ECE (Emergency Configuration Editor)

[Dion]

The Emergency Configuration Editor (ECE) allows admins to securely access and modify selected phpBB configuration settings to fix broken logins due to incorrect ACP settings. ECE automatically fixes most broken cookie settings, and it automatically disables three obsolete security settings that should never be enabled on a production phpBB board:

The "Check IP against DNS Blackhole List" security option is broken, and the "Validate X_FORWARDED_FOR header" and "Tie forms to guest sessions" security options have high false positive rates (sometimes as much as 50%). These were good options in 2009. It's 2025.

ECE requires an installed (deactivated is OK) Prosilver theme for its login page, which should not be an issue since Prosilver has been uninstallable since phpBB 3.2.8. And for that reason, ECE requires phpBB 3.3, or 3.2.8 - 3.2.11.

To install ECE, un-zip the attached archive and place the ece.php file in your phpBB root directory. To run ECE, point your browser to the ece.php file. If you are currently logged out of phpBB, you will see a login page using the Prosilver theme. Enter your credentials to log in, and if you have the required permissions, you will see the ECE main page,

If you log in to ECE, click the ACP button, and do not see the ACP re-authentication page, it means that one or more of the phpBB settings displayed in ECE is incorrect. You should log back in to ECE, remove checkmarks on all phpBB settings that have a checkmark, save the new settings, and then click the ACP button. If you can now see the ACP re-authentication page, then log into the ACP and experiment to see which formerly-checkmarked setting was causing the problem. (Best guess is the "Session IP validation" and/or "Validate Referrer" security settings because their false positive rates are also high.)

If you are unable to log in to ECE, then you may have browser issues, or perhaps your webserver (Apache/nginx/litespeed/etc) is blocking your access. If you rule out browser issues, then you should contact your hosting company.

Otherwise, please feel free to ask questions about ECE, and I'll do my best to answer them. There are also a few "outside-the-box" tricks in the code that might be of interest to extension developers.

EDIT 03/07/25: ECE has been updated to correct a potential bug in the determination of the default cookie and server domain, and to add support for the "Use SMTP server for email" setting.

ece.zip

(6.78 KiB) Not downloaded yet

(22 previous downloads)

[Kailey]

I've been meaning to reply to this. Would you mind uploading it to GitHub? If not, I can do it.

[Dion]

Please feel free to upload ECE to the phpBB Modders Github account.

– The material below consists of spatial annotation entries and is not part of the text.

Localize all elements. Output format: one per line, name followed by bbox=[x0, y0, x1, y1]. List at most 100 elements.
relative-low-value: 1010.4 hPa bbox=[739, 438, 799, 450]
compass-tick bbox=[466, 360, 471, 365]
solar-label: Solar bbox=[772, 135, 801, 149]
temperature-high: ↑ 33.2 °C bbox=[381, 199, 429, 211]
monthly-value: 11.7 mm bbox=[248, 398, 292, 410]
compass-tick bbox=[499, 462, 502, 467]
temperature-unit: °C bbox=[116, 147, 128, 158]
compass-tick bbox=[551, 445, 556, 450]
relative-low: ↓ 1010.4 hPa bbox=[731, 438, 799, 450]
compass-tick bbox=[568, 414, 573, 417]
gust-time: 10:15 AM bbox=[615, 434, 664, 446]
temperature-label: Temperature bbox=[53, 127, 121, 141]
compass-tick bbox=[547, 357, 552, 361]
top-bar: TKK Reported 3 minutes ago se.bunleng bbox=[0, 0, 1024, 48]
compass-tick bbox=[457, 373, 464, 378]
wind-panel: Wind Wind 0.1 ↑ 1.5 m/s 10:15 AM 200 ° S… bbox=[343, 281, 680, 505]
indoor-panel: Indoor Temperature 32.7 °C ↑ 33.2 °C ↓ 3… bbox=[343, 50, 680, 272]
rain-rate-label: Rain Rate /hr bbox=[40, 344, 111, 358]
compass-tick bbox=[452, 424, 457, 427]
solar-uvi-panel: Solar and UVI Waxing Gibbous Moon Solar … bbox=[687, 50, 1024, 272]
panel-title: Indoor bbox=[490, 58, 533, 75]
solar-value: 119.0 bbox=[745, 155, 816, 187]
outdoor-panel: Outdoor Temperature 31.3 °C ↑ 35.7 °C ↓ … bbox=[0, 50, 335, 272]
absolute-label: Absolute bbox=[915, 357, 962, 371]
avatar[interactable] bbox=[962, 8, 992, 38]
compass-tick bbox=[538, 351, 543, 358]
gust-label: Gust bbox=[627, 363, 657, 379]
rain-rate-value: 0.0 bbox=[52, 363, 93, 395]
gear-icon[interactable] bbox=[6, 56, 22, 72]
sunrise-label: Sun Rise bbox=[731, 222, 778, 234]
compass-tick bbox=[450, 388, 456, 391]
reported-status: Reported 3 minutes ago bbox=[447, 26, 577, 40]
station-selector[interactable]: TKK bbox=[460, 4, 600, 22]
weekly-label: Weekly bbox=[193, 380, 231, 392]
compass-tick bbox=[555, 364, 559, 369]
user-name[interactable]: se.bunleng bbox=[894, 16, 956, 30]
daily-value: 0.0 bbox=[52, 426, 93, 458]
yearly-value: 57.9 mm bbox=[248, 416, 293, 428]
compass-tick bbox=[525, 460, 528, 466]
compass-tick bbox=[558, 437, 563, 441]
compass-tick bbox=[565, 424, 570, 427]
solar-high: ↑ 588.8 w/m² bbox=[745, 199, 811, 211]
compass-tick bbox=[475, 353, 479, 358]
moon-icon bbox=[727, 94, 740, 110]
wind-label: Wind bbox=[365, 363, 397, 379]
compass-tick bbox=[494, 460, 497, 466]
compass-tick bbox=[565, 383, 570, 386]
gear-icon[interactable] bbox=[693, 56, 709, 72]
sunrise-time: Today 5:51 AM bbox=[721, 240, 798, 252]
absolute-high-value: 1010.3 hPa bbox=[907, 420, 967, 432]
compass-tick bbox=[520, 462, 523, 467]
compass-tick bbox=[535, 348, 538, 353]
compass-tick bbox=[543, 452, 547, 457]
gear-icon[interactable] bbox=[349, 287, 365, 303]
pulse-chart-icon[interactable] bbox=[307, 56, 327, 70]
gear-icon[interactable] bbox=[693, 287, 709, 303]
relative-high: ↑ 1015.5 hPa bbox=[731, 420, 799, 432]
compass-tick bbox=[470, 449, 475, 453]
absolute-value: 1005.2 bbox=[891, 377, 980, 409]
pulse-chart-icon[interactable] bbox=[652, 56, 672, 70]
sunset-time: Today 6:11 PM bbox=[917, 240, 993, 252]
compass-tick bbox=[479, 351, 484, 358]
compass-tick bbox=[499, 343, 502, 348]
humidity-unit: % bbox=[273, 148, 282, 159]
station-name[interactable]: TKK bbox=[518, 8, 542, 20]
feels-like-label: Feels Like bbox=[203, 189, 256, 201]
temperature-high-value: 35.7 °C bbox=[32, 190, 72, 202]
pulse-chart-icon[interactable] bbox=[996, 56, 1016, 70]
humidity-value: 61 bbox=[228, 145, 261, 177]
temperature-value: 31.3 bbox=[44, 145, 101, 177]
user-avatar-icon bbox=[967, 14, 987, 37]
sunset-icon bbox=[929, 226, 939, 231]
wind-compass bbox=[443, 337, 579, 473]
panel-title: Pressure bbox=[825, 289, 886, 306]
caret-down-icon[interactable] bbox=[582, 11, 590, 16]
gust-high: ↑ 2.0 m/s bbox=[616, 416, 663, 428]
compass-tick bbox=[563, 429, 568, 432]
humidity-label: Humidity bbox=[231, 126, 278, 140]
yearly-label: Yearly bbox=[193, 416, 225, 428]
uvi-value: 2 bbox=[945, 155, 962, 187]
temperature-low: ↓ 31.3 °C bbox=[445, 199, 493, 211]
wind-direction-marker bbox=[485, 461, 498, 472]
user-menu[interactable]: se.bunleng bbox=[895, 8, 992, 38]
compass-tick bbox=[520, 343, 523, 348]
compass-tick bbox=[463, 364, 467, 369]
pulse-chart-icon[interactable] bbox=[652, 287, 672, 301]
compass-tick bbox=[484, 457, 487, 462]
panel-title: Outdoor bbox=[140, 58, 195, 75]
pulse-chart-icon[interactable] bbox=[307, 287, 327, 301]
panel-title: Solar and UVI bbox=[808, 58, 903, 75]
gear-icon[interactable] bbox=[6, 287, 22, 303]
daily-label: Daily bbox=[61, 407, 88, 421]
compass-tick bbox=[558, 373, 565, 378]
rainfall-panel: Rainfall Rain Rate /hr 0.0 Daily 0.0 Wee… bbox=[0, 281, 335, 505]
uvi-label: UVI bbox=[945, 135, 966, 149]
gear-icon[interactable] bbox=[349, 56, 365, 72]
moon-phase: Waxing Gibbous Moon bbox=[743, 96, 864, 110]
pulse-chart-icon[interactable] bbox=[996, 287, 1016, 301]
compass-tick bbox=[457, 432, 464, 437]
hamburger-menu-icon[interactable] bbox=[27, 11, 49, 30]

Note that I won't be responding to any issues or pull requests that may be posted there; all support I may provide for ECE will be in this topic.

[Stoker]

Is it on purpose that ece deletes the Cookie domain?
Its blank after running it

[Dion]

Is it on purpose that ece deletes the Cookie domain?
Its blank after running it

(Moved your post to the ECE topic)

That depends on what the original and new values for the cookie domain were. If the original was blank (which phpBB supports), it will remain blank unless you change it in ECE. If the cookie domain was originally invalid, or if you changed the value to something invalid, ECE will change it to the value of $_SERVER['SERVER_NAME'].

If a webserver (Apache/nginx.litespeed/etc) was incorrectly configured and generated a blank value for $_SERVER['SERVER_NAME'], then ECE would set an invalid cookie domain to blank. That's the only way I can see how ECE woiuld set a blank value for cookie domain.

However, if your original or modified cookie domain was valid and ECE changed it, please let me know (here or via PM) that value, and I'll check whether your cookie domain is triggering some sort of bug in ECE.

[Stoker]

i testet it twice.
The cookie domain was domain.com
Secure Cookie enabled

After hitting Submit button, cookie domain was gone.

Im pretty sure its a bug. The domain has worked well with that cookie domain for years.

The screenshots are from a sub domain, but it is also testet on a normal domain.

1.png

2.png

I couldnt attach files in PM, so if you just delete the screenshots when You have seen them

[Dion]

Attachments deleted.

I'd like for you to check your phpinfo() page for the value of $_SERVER['SERVER_NAME'] -- is it your domain name, is it something else, or is it blank? If it's anything other than your domain name, then your webserver is misconfigured and it's causing issues with ECE. If it's your domain name, then please locate the following line in ece.php (about line 161):

Code: Select all

$domain = $request->server('server_name');

Change it to this:

Code: Select all

$domain = strtolower(html_entity_decode($request->header('Host', $request->server('SERVER_NAME')), ENT_COMPAT));

If that resolves the issue, then I'll update ece.php with this line and re-upload the archive here.

[Stoker]

Its is the domain name.

The find was line 155 and the fix you posted is working.
Cookie domain is no longer deleted.

[Dion]

Thanks for the report! The first post contains an updated ECE with this fix, and the update also adds a new option for the "Use SMTP server for email" setting.